Nata a Reggio Calabria, Maria Teresa Leva si è diplomata con il massimo dei voti al Conservatorio “Francesco Cilea”. Il suo percorso, però, non nasce da una vocazione immediata per l’opera. «Da adolescente sognavo di fare la cantante di musica leggera», racconta. «Ho partecipato anche a dei talent televisivi. L’opera, all’inizio, non mi piaceva affatto». L’ingresso in Conservatorio avviene quasi per caso, su suggerimento del padre, quando ha appena sedici anni. «E soprattutto non avevo mai visto un’opera dal vivo».

La svolta arriva proprio in teatro. «La mia insegnante mi costrinse ad andare a vedere un’opera. Era Turandot, con la grandissima Giovanna Casolla. Ho pianto per tutto il tempo. È stato uno shock: sono uscita dal teatro e ho pensato che forse ero destinata a questo». Un cerchio che oggi si chiude simbolicamente, con Liù portata in scena a Sydney: «Anni dopo ho cantato Liù accanto alla Casolla. Le ho raccontato quell’episodio e mi ha fatto una dedica sullo spartito. È un ricordo che custodisco gelosamente».

Dal 2014 la carriera prende velocità: la vittoria al Concorso “Ottavio Ziino” di Roma, il debutto quasi simultaneo come Mimì ne La bohème e Micaela in Carmen, e poi una serie di ruoli che la portano sui palcoscenici più importanti in Italia e all’estero. Aida, Cio Cio San, Violetta, Amelia, Leonora, Adriana Lecouvreur: personaggi complessi, intensi, che richiedono solidità tecnica e grande partecipazione emotiva.

Il suo repertorio attraversa Verdi e Puccini con naturalezza. «Sono entrambi i miei grandi amori», spiega. «In Aida sento di avere qualcosa in più da dire, anche se la storia non è tra le mie preferite. È la musica di Verdi che mi dà un’energia e dei colori vocali particolari. Butterfly invece mi coinvolge completamente: il giorno dopo una recita sono emotivamente svuotata. È un’opera che mi attraversa fisicamente». Per lei, l’autenticità è essenziale: «Se non vivi la storia in prima persona, non puoi trasmetterla. Quello che arriva al pubblico è l’emozione vera».

Cantare all’estero significa anche portare con sé un’identità forte. «Il cantante italiano è molto valorizzato fuori dall’Italia», osserva. «Qui basta dire che sei italiana e si accendono tutti. È la nostra cultura, il nostro patrimonio, qualcosa che abbiamo nel sangue. È un valore aggiunto che spesso non sappiamo sfruttare abbastanza».

Alla base di tutto resta la tecnica. «Va mantenuta ogni giorno, anche nei piccoli gesti quotidiani», racconta. «L’elasticità delle corde vocali è fondamentale». E poi il silenzio, quasi rituale: «Prima e dopo lo spettacolo ho bisogno di stare in silenzio. È come se la voce avesse bisogno del suo tempo per concentrarsi e poi per riposare».

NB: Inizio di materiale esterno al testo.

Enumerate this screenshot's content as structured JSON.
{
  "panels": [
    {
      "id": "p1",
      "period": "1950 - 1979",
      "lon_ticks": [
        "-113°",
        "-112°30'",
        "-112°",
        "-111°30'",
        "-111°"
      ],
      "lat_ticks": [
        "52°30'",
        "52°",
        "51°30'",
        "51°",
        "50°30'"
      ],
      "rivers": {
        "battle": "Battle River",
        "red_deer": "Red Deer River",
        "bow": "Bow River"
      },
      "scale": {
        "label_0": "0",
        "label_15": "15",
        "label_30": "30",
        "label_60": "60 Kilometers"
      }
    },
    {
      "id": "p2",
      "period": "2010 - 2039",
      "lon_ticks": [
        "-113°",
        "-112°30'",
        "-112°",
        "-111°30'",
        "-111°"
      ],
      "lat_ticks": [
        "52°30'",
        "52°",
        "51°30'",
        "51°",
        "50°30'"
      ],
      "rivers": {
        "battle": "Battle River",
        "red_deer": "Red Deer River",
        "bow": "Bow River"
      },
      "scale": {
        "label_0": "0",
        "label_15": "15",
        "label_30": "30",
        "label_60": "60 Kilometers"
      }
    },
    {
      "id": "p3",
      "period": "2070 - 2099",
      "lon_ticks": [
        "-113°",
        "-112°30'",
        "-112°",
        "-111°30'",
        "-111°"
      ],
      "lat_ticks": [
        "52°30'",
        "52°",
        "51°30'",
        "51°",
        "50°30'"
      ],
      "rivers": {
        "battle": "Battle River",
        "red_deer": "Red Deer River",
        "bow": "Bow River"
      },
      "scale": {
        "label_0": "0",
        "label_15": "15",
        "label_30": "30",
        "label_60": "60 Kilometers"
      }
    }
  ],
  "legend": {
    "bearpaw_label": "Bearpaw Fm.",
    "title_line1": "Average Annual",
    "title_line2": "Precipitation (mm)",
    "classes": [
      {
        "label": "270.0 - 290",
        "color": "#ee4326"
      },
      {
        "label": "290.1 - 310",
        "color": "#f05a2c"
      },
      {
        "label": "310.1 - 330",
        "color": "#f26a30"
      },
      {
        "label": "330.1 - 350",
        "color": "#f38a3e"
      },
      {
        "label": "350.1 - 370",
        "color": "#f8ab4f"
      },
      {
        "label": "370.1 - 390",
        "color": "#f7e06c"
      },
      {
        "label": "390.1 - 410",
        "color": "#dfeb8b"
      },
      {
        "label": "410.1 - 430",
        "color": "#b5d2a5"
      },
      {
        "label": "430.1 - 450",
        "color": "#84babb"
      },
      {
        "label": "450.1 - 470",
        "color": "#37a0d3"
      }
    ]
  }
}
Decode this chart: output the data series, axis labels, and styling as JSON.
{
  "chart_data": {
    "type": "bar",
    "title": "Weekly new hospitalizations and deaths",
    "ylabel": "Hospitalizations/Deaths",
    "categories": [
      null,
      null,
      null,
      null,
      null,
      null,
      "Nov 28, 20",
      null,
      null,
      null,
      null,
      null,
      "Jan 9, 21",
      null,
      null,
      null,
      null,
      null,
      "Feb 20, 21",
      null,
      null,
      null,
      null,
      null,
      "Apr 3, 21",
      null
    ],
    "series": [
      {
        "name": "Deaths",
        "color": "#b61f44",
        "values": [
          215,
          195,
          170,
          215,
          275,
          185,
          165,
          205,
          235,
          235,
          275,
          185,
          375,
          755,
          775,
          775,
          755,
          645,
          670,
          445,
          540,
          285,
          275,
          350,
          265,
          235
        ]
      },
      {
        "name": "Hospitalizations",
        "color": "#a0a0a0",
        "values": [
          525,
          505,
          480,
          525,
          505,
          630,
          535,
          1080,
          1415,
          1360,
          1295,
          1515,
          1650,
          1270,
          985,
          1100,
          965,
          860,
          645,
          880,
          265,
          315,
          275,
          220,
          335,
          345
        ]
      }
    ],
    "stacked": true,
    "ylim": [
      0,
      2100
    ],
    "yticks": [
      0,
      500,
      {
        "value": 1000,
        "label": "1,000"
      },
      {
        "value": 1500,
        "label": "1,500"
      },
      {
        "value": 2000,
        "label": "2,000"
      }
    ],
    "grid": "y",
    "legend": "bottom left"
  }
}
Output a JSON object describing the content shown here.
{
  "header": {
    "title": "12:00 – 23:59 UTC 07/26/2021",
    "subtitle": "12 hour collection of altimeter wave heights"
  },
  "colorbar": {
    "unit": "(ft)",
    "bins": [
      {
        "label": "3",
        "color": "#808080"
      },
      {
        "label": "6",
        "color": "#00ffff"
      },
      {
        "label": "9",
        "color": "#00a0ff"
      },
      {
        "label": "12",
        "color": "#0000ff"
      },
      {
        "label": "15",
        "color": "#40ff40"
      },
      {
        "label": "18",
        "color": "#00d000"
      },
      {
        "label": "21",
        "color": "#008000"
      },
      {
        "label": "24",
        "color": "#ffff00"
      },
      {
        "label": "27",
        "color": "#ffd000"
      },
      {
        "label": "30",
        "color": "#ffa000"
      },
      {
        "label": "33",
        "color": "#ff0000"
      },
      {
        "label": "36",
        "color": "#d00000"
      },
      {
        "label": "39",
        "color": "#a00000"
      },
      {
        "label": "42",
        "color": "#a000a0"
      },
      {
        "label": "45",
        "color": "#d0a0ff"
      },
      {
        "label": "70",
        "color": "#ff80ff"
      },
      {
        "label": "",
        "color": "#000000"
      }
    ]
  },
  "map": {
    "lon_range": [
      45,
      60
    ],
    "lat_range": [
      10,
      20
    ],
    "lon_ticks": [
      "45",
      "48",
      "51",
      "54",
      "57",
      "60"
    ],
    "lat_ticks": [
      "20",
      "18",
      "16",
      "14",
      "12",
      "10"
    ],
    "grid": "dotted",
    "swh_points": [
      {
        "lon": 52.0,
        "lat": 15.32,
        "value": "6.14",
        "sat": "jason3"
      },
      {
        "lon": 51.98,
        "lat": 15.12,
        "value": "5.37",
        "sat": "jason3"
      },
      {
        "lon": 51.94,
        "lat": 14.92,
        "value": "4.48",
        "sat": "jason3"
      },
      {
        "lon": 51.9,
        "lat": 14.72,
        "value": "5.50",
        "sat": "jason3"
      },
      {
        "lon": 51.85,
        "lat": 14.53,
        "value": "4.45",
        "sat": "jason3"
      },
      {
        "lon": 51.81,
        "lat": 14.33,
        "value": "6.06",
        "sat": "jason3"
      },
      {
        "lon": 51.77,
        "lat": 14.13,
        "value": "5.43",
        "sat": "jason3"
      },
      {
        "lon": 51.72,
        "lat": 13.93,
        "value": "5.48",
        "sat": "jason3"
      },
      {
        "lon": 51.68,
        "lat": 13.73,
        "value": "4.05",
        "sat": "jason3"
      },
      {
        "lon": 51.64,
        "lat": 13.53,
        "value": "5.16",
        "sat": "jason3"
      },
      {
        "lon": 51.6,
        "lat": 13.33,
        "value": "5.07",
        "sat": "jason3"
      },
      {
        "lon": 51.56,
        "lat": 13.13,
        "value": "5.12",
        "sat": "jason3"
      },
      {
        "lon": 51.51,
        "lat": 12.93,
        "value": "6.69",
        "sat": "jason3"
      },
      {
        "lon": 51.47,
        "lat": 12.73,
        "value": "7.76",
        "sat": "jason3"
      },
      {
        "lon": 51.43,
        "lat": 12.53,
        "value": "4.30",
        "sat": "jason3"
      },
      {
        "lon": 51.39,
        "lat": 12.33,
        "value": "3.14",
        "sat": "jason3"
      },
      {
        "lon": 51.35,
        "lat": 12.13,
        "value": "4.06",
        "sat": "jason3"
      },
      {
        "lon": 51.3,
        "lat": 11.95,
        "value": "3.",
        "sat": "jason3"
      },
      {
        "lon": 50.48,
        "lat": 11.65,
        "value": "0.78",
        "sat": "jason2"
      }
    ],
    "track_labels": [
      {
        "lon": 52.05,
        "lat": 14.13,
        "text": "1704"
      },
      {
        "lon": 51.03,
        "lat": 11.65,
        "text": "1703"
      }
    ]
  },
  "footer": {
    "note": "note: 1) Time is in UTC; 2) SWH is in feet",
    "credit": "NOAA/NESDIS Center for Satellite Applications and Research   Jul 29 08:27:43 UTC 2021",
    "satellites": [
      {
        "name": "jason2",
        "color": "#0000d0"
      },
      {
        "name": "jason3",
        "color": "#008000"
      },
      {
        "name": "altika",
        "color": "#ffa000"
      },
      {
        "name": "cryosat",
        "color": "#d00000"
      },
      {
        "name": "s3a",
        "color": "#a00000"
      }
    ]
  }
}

Tra i recenti impegni figura anche il debutto nel ruolo di Tosca, una tappa importante che segna un ulteriore passaggio nel suo percorso artistico, accanto ai grandi ruoli pucciniani e verdiani che continua a interpretare nei principali teatri internazionali. Un cammino che oggi la conduce a Sydney con Liù, personaggio che chiude idealmente un cerchio iniziato molti anni fa, quando proprio Turandot le fece scoprire, per la prima volta, la forza trasformativa dell’opera.